ENIGMA: Undecipherable?

Enigma is probably the most famous encryption machine in the world. It played a key role in the Second World War. One of the few surviving specimens is due to be auctioned at Dorotheum on 3 December.

Probably the most famous encryption machine in the world

Data protection in fields ranging from email to Internet banking is a major issue in the digital age. It is supported by cryptography, the – mostly secret – practice and study of information encryption and decryption.

This was different in the pre-computer era, when cryptography was based on secret scripts or ciphers until electro-mechanical machines took over in the 20th century. One such ciphering machine played a crucial political role in the Second World War: Enigma.

One of those rare objects was sold at Dorotheum in June 2020 for a record price of 117,800€.

The greatest Invention

Chiffriermaschine ENIGMA I
Berlin 1944, Heimsoeth und Rinke, Seriennummer “20483, Metallgehäuse, mit drei Walzen (III, IV und V), Umkehrwalze B und Steckerbrett, Holzkasten (geschlossen) ca. 38 x 28 x 15,5 cm
erzielter Preis € 117.800

Enigma was invented by the German electrical engineer Arthur Scherbius (1878–1929), who first applied for a patent in 1918. Because the German military showed little interest at the time, Enigma initially went on sale on the civil market. The German military only started using it in 1926; soon afterwards, production was restricted to this sole purpose. Increasing political tensions and armament in the wake of Hitler’s takeover made Enigma the most important ciphering system for the German military. It was mainly used by the Luftwaffe, the Kriegsmarine and the German army, but also by diplomatic services and the Reichsbahn. The Germans believed Enigma to be undecipherable and therefore absolutely secure. By 1939 its key space had exceeded an incredible 100 sextillion, which amounts to approximately 1023 permutations.

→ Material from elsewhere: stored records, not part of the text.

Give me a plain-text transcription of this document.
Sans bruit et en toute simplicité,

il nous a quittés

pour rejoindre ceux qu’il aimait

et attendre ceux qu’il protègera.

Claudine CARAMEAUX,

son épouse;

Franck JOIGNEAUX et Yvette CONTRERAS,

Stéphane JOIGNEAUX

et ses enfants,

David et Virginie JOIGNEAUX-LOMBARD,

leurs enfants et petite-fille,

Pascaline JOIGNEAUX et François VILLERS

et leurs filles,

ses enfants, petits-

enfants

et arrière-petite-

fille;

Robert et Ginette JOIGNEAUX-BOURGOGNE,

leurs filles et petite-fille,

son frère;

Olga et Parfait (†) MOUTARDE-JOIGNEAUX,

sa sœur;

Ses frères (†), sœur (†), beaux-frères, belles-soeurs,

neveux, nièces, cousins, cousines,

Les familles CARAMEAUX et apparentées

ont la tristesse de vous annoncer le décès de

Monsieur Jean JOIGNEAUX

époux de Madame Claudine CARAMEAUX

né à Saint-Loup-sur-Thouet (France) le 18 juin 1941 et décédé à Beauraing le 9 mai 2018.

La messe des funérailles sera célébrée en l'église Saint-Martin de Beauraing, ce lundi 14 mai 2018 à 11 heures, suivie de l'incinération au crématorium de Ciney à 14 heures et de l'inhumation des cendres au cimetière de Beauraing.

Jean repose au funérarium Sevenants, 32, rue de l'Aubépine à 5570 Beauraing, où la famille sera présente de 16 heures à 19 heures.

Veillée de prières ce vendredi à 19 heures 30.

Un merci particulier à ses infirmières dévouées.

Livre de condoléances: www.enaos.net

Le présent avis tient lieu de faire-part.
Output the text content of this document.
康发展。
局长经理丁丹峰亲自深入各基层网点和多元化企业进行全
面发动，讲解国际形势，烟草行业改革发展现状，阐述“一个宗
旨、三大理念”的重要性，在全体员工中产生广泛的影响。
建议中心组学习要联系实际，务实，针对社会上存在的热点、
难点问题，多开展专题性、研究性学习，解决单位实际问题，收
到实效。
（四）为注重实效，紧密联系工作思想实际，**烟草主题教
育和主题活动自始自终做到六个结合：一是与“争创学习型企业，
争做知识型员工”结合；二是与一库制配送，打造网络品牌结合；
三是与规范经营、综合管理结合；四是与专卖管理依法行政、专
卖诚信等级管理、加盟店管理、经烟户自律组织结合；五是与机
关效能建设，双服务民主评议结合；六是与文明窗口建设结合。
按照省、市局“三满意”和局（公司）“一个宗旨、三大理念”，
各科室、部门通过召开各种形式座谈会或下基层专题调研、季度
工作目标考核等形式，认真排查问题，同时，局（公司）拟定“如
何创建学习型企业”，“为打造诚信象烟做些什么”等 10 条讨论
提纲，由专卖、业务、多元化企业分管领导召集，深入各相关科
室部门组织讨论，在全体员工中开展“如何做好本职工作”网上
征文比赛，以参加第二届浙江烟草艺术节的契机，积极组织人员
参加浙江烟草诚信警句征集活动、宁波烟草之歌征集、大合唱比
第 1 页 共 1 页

Of course no-one suspected that radio messages encrypted by the German wonder machine were being intercepted and cracked by an armada of cryptographers on the grounds of Bletchley Park, an idyllic estate located 45 miles north of London, where cryptanalysts like Alfred Dillwyn Knox, William Gordon Welchman, Philip Stuart Milner-Barry and Alan Turing worked feverishly to break the Enigma code. They used an electro-mechanical machine, the “Bombe”. It was developed by Alan Turing and consisted of a serial connection of three sets of twelve triplets of rotating drums from the Enigma machine. The “Bombe” was an advanced version of the Polish mathematician Marian Rejewski’s “bomba”.

 Cryptonym Ultra

Bletchley Park agents finally managed to decode Enigma-encrypted messages and continued to do so throughout the war, with few exceptions. From January 1940, the British and their allies intercepted secret German radio traffic under the cryptonym “Ultra”. Operation “Ultra” thus enabled the Allied Powers to win the submarine war, if not the whole war, as Winston Churchill saw it.

Enigma remained Great Britain’s best-kept secret until the 1970s, when finally untypical heroes like Alan Turing came to fame and recognition for their decoding achievements.